How have you been able to foster growth amongst not only your artists but your staff and collectors the last 8 months?

 We have been posting a lot of live talks on Instagram with the artists of the gallery and with other personalities from the art world. This has been a very communicative and authentic platform and a great way to establish new contacts between our artists, our collectors and a wider public. We received a lot of positive reactions on these activities. We have been very cautious in personal meetings and especially sociable in online encounters.

Current view of the exhibition, 2020 All Over The World. Watercolors, featuring artist, Radenko Milak

Have there been certain initiatives that are taking place in the German art community that as a gallery you are excited to see and or be a part of? 

 In the last few months, we have received a lot of loan request from museums, certainly not less than before. Many institutions had to cancel or postpone projects, but everybody tries to make the most out of the difficult situation within the possibilities. We are happy about this active cooperation!

Radenko Milak, Paris May 10, 2020, Watercolor on paper, 35 × 25 cm, 2020

Targeting and generating audience engagement is at the forefront of most galleries agendas, what tools or methods are you incorporating to reach and engage with your gallery audience? Has there been a way that has been the most effective? 

Since 2013 already, the gallery has a web shop, a comprehensive webpage and we have been very committed in digital activities via Artsy, Artnet, Artland, Facebook, Instagram and Youtube. In March 2020, we started to do our daily live talks on Instagram. As a result of all these digital activities, we are receiving almost every day email inquiries about our artworks from all over the world, starting from 99 Euro editions up to works in price ranges above 20 thousand Euros.
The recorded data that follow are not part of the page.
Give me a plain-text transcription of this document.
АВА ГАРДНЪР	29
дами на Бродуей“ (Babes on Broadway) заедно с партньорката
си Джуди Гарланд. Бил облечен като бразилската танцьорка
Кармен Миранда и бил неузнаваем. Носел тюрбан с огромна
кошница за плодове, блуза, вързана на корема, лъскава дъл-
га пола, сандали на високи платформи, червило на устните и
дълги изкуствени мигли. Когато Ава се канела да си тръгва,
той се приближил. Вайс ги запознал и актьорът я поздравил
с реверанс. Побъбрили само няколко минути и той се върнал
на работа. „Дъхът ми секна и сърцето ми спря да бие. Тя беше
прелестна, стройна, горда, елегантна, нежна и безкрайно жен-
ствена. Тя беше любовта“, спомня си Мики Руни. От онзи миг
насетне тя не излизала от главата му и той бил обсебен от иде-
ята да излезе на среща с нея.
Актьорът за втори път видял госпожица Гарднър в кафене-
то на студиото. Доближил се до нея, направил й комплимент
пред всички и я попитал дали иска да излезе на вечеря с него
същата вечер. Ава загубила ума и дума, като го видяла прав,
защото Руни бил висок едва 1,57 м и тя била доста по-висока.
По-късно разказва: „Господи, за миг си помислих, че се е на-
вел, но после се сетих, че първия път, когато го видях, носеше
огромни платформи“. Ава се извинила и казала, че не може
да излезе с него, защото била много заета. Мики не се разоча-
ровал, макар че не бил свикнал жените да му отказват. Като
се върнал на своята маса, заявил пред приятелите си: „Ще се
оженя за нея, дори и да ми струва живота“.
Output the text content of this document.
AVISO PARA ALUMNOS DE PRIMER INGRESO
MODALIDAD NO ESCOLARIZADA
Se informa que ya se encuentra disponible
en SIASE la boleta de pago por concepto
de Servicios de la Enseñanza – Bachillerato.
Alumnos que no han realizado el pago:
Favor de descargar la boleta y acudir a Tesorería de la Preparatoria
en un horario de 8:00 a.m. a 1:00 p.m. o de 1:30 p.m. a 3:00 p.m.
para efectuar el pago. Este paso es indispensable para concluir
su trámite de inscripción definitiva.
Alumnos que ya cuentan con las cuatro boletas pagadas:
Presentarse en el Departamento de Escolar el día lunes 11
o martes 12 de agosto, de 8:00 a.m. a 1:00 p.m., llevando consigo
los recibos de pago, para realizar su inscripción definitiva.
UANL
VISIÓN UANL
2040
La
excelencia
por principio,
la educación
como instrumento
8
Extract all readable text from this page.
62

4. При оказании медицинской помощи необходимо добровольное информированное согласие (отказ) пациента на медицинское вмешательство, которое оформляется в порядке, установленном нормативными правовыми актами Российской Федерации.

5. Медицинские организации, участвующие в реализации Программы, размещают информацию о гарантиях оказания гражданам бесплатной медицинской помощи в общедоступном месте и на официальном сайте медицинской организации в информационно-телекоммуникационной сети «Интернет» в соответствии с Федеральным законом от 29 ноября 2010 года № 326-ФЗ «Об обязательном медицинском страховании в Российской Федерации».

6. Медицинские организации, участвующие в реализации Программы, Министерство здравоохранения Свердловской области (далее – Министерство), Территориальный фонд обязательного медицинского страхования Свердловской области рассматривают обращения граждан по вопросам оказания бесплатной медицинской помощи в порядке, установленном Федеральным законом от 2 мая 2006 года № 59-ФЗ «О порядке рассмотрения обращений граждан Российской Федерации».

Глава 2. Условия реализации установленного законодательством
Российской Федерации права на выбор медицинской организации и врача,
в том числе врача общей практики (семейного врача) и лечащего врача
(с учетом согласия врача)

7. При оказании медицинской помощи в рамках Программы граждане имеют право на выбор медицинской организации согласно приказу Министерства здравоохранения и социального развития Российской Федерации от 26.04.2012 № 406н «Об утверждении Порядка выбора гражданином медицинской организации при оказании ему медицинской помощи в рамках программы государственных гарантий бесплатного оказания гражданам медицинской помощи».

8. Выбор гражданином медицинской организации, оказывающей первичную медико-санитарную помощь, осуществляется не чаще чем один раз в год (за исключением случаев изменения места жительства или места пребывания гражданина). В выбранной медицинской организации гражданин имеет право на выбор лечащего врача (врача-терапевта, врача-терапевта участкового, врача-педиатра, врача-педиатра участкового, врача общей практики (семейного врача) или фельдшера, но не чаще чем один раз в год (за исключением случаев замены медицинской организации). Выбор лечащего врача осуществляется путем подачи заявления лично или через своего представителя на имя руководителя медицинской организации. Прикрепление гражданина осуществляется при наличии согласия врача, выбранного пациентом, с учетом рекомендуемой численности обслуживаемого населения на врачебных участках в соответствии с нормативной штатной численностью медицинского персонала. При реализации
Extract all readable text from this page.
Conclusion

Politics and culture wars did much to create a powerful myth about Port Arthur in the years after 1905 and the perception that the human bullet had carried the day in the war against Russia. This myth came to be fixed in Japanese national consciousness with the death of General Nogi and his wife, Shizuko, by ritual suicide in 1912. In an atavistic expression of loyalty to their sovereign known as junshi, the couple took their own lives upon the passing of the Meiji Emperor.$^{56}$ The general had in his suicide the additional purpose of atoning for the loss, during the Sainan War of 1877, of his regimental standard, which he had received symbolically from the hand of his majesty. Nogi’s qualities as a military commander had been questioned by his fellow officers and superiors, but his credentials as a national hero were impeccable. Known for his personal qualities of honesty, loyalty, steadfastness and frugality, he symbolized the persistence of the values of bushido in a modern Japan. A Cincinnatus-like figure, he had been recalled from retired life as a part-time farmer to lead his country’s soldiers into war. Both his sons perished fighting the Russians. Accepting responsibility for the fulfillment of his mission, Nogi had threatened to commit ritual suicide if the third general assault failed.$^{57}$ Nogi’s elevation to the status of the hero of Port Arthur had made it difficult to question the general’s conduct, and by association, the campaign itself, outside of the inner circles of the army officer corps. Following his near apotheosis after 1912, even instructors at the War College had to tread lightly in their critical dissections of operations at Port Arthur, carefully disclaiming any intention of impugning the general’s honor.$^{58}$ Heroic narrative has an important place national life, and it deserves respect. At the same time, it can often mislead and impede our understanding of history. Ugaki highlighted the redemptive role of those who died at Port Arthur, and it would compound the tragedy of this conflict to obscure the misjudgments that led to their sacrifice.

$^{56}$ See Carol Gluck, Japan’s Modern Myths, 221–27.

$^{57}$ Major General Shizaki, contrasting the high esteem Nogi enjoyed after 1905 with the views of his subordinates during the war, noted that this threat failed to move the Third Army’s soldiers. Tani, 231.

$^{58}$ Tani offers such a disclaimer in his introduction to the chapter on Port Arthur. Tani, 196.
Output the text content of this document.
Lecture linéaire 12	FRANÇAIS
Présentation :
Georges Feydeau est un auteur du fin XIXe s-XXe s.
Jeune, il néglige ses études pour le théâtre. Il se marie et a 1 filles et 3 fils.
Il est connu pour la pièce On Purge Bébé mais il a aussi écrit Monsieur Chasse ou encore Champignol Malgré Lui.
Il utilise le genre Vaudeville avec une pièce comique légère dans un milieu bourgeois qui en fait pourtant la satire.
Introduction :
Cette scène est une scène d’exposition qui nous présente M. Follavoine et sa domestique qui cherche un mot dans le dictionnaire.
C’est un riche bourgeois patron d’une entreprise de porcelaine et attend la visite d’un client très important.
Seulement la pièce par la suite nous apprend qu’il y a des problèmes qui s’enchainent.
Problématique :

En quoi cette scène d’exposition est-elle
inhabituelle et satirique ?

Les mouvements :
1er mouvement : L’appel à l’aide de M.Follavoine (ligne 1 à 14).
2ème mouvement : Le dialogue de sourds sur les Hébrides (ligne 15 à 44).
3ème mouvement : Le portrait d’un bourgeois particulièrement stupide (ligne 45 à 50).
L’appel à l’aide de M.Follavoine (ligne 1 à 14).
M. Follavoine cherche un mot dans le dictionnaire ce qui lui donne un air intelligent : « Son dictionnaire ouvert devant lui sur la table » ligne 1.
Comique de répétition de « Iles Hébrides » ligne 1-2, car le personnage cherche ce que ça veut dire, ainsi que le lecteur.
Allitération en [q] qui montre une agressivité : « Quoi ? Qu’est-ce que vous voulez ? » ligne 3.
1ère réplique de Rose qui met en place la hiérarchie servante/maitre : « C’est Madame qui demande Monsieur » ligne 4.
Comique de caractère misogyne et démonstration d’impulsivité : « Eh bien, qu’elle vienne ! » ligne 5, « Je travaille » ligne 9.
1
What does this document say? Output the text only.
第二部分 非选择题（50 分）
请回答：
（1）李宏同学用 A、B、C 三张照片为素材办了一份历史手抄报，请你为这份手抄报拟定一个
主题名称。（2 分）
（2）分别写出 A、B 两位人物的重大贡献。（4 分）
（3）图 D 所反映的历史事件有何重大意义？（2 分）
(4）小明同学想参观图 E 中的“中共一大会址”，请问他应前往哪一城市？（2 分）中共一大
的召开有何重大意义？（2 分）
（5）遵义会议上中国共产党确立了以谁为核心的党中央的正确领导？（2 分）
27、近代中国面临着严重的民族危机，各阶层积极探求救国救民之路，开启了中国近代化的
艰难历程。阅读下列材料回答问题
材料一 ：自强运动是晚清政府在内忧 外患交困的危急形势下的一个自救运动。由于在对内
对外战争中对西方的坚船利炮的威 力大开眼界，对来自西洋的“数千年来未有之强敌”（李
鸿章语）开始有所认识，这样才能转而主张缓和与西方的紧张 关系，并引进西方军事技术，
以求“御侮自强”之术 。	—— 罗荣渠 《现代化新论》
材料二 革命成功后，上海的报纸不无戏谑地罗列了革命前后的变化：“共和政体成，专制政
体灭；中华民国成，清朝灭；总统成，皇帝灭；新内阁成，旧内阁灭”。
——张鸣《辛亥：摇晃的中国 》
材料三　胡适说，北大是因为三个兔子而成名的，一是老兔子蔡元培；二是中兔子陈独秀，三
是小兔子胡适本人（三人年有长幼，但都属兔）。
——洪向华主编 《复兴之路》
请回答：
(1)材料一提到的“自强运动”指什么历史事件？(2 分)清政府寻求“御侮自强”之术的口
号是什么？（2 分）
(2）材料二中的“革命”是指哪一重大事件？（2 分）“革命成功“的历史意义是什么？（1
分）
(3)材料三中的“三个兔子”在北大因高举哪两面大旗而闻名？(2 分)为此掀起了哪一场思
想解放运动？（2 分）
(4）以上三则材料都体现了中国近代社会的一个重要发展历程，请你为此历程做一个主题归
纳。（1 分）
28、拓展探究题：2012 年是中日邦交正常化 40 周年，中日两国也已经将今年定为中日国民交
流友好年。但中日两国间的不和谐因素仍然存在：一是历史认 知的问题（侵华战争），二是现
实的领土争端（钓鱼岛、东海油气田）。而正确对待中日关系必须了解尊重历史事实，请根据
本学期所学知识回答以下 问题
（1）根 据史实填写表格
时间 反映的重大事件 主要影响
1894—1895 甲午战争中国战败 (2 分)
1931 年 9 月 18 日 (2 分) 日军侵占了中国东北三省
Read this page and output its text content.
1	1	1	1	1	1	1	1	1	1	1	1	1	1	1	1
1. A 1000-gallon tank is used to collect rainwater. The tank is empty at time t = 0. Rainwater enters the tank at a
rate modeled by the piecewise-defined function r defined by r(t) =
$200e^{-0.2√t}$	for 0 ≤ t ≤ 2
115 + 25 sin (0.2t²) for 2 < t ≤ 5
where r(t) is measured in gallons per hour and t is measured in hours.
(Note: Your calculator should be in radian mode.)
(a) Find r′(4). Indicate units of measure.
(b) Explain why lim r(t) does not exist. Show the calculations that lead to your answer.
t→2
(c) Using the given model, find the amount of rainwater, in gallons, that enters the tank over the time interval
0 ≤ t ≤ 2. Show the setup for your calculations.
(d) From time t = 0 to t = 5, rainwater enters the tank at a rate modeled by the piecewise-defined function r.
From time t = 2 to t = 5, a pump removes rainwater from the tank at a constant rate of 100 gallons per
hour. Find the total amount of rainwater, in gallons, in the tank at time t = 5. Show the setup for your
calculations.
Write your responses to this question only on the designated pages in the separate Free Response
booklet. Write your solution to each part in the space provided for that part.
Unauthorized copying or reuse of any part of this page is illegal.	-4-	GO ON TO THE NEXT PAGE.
The success is not due to one single digital strategy. Every digital tool has been important and every tool has to match the spirit of the gallery and the common efforts of the people who are engaged. Everything is connected.”


Since the pandemic,  the trajectory of galleries participating in external events has come to a pause, been cancelled, or is moving more towards the digital side of things. Do you feel that this is for the better or are you apprehensive? Or are you embracing the digital realm with open arms?  

We were already open to digital developments before the Corona crisis. But it is important to be active in the digital world as well as in the analogue world. In an ideal future, the two levels have to be in a balance. Therefore, we are looking forward to a time when personal encounters and group events will be possible again.

Radenko Milak, Untitled, Watercolor on paper, 2020

How has this current global crisis encouraged you to think outside the box in regards to collaboration, exhibition design, curation and public art projects?  

We just moved to a new gallery space under the same roof with young start-ups and digital companies, which is a great opportunity to create synergies. The new space is located in the center of Cologne, not far from the Cathedral and with a spectacular view on the Rhine, between the Cologne sculpture park and a landmark building from the 1920s, the famous “Bastei”. In fact, we are also working on new formats. For example, we are encouraging our artists to create works that deal with the possibilities of the nearby river and with augmented or virtual outdoor installations, which will change the people’s perception of public spaces.

What specific digital strategy has brought you success and has been the most effective?

The success is not due to one single digital strategy. Every digital tool has been important and every tool has to match the spirit of the gallery and the common efforts of the people who are engaged. Everything is connected.